Knowing how Zwift racing works, I knew a 50-mile flat race would be tough for us, as this type of race favours those who are more steady riders and can put down consistent amounts of high power for a long period of time. So even though my team mates are amazing racers, this was going to be different for them. Riders who are not like that can manage a flat race in Zwift better if it is a shorter distance. The Zwift races that would be more suitable to me and my two team mates are those with climbs and more rollers/punchy terrain.
I knew all of this before signing up, but I wanted to support the event and I love to see so many women come together!!
The race started off hard but not too hard, and I was in the front group for a while and then the second (chase) group with my team mates. But then one of them had a glitch and dropped from the race. In the process of texting with her to help her see if she could get back in, I dropped myself from the chase group. At that point, I knew we would be DQ’d (you needed to have 3 teammates finish to count in results), so I stopped working hard and just rode the rest of the distance cheering other riders on, and being bored out of my mind.

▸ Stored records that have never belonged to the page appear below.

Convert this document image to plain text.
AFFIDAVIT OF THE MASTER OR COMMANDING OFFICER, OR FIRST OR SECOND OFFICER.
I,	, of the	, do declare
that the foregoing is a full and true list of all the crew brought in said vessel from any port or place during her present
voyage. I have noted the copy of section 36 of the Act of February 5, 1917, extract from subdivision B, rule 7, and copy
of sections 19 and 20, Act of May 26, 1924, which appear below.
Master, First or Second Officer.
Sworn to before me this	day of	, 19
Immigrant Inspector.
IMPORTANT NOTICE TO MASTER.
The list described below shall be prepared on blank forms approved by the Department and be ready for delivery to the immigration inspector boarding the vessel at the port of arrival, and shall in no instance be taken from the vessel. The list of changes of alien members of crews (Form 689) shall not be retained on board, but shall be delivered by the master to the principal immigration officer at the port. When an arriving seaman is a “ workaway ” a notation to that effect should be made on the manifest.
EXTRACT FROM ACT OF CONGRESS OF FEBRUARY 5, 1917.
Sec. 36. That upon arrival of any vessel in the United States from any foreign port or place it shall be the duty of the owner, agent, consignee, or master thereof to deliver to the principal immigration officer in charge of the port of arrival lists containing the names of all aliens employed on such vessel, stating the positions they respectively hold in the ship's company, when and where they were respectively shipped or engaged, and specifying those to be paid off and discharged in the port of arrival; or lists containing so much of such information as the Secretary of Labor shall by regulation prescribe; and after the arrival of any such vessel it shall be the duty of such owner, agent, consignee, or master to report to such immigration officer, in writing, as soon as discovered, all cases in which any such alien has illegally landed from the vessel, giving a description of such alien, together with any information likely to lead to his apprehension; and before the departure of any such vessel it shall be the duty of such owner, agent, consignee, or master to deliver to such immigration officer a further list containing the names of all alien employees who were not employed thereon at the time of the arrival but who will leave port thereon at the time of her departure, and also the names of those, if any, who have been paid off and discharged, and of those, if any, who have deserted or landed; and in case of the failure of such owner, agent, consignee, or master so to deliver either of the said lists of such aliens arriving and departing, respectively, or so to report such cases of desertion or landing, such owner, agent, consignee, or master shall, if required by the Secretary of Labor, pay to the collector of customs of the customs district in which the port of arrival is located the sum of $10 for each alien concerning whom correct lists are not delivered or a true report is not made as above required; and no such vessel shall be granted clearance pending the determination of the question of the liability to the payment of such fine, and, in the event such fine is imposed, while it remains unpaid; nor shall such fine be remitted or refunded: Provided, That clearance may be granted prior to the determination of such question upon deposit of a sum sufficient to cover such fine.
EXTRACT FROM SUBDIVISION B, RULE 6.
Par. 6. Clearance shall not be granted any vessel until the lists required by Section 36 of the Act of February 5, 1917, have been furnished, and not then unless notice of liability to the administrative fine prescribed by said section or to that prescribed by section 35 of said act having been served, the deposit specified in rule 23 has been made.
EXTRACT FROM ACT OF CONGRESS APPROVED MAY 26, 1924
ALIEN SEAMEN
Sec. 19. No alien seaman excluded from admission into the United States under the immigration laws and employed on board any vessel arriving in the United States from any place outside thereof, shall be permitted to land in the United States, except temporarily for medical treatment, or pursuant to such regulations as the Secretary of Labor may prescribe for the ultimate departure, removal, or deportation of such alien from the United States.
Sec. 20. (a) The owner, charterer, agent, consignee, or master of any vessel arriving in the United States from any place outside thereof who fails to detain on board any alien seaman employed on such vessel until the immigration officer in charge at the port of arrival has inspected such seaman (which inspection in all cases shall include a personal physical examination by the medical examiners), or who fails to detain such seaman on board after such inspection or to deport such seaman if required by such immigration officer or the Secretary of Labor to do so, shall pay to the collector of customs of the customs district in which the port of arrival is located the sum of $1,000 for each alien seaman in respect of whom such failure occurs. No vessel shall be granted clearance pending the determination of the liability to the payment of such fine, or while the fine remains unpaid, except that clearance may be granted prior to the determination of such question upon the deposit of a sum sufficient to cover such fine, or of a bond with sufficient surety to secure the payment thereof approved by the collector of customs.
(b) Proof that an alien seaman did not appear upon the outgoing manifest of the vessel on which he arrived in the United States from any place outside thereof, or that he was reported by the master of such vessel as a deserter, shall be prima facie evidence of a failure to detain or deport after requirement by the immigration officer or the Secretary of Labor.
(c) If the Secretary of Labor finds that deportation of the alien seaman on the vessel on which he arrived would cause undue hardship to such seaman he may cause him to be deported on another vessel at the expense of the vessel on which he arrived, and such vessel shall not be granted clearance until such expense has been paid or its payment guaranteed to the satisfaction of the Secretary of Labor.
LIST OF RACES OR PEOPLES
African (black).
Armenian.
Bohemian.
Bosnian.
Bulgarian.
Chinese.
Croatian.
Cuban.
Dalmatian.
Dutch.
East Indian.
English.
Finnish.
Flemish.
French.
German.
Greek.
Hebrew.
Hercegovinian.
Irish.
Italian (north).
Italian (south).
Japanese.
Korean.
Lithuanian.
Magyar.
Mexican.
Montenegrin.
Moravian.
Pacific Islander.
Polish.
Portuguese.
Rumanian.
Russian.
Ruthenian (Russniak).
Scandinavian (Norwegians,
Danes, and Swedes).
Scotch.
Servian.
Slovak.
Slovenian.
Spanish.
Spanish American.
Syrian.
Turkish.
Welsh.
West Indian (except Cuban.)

At this point you might be asking yourself why I gave up on the race. Well, I did not have the right mindset from the start. First, I did not like the idea of doing a 50-mile race in Zwift, because it becomes an endurance event, and I do not enjoy long Zwift events. I can do a 50, 60, 100 mile race IRL no problem, but in Zwift I simply do not enjoy it. I was hoping to race in B (shorter distance) but the silly w/kg FTP rule for categories put me in A (that’s another discussion altogether and I will start doing the AGES races from now on as I love the idea of age groups).
Second, I kept thinking to myself how I was sort of wasting a day of training because all I was doing is ride tempo for 2hs, and how that is only going to make me fatigued without any meaningful stimulus for growth (I know, this is where being a coach is a detriment- I was picturing my power graph in my head!!!), and how I’d rather be doing hard intervals, and how my legs were going to be tired for no reason, and how I still had strength training to do a few hours later, bla bla bla… lots of negative mental talk!!
Here is my power graph. The red line is the equivalent of about 90% of FTP and the top line is my threshold. As you can see, I spent very little time at or above threshold, even when I was in the front group at the start.
That is because of the way Zwift works… it is a discipline in and on itself, and very different than any other discipline of racing such as road, crit, cyclocross, mountain, track, etc.
So please keep this in mind as you reflect on your own Zwift races. It is not a reflection of how you would perform on a race outdoors.
Of course, you can use these races to challenge yourself, have fun with friends, train endurance, and even compare your previous performances with future ones. But keep in mind that they do not define you, and they are also not the same as training.
At the end, as I went to Strava and saw the overwhelming support that all the women gave one another, it made me see the other side of it, the non-training side, which is the community and encouragement that come from these events - and that is AWESOME!!!